Finger Eleven - Them vs. You vs. MeFinger Eleven’s Them Vs. You Vs. Me is already a Gold record Stateside, but - at the risk of sounding as cynical as I am - that’s rarely a metric of quality at the best of times, and less so as the weeks pass by. Big-selling rock albums tend to suffer from trying either to be everything to everyone (losing all sense of individuality in the process) or plying the cheap sentiment card (Chad Kroeger, I’m looking at you).

Thankfully, Them Vs. You Vs. Me is actually pretty decent by comparison, though nothing that I’d want to evangelise about. Finger Eleven (despite having what appears to be a misplaced innuendo for a band name, which is only slightly preferable to their original moniker of Rainbow Butt Monkeys) play solid, radio-friendly alt-rock music that steers clear out of being insipid or hollow. The lyrics are earnest, but with enough ambiguity to make them a mirror for the listener - no spoon-feeding stories here - and there’s an understated smattering of extra instruments broadens the standard rock sound pallet, providing a rare sense of variety.

Finger Eleven’s precise genre affiliations are hard to classify, which definitely works in their favour; the heritage lies in post-grunge, but there’s none of the tawdry sentiment and stodgy repetition that the Creeds and Nickelbacks of the world have foisted off on us. Finger Eleven write - gasp! - songs that sound different from one another, while still retaining a sound of their own. The main bonding agent in this case is Scott Anderson’s vocals, which are gruff without being tough, and delivered with an honesty that - while it may lack the force of his peers - goes a long way to making you want to pay attention to what he has to say.

With the exception of “Paralyser”, there’s no obvious stand-out candidates for the next single, though my money would go on the next in sequence, “Falling On”, whose choppy riff and contrasting verse-chorus structure hung around in my head the longest after the album was finished. That said, the quality is uniform throughout Them Vs. You Vs. Me, with a notable lack of filler except the mawkish balladeering of “I’ll Keep Your Memory Vague”, which isn’t so much bad as it is playing on all Finger Eleven’s weaknesses at once; it would have been better as a more minimal piece, and placed nearer to the end of the track list. By comparison, “Change The World” comes across as far more sincere and much less forced; swapping their places would change the character of the album considerably.

According to the press release in front of me, Finger Eleven wrote many of these tracks by exchanging part-finished files over the internet, each musician presumably working on their parts in isolation until the final recordings were assembled. This methodology - while intriguing, and very “now” - may go some way to explain why Them Vs. You Vs. Me lacks that spark that raises competent material to the level of potential hits.

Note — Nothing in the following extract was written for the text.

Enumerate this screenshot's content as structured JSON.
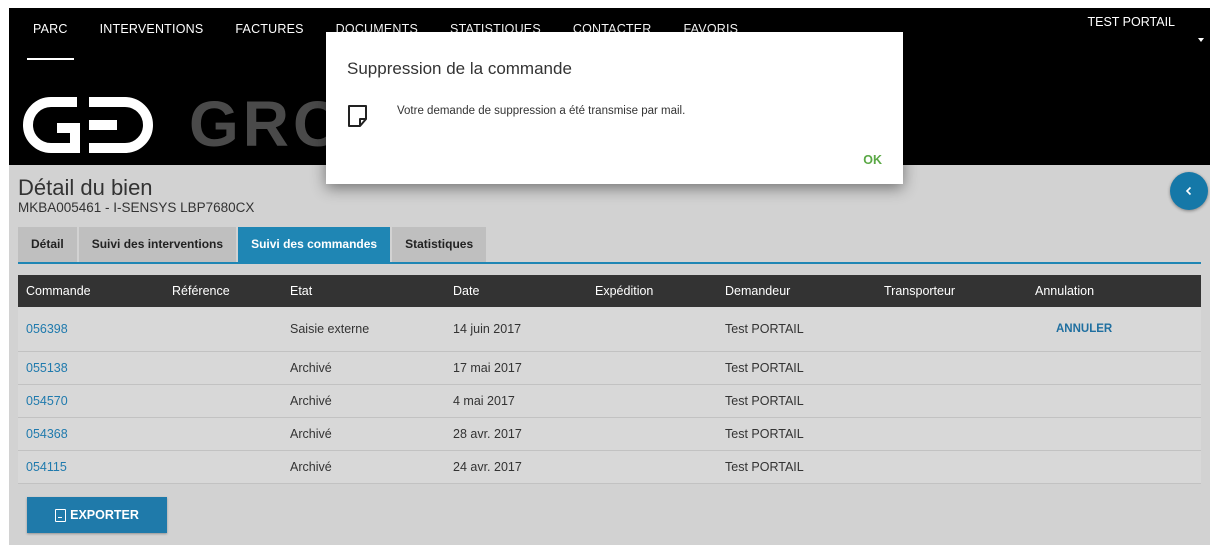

Maybe it’s old fashioned of me, but I’m a great believer in the power of synthesis - the magic that emerges from a group of musicians working together in close real-time proximity, everyone bouncing ideas and energy off each other. There’s no denying Finger Eleven can write a good tune, but I can’t help but feel there’s a little extra distance that could have been travelled.

Overall, Them Vs. You Vs. Me is a pretty decent album that should appeal to a wide spectrum of non-specialist rock listeners. I’ll be surprised to hear that anyone ever claims that Finger Eleven changed their life, though.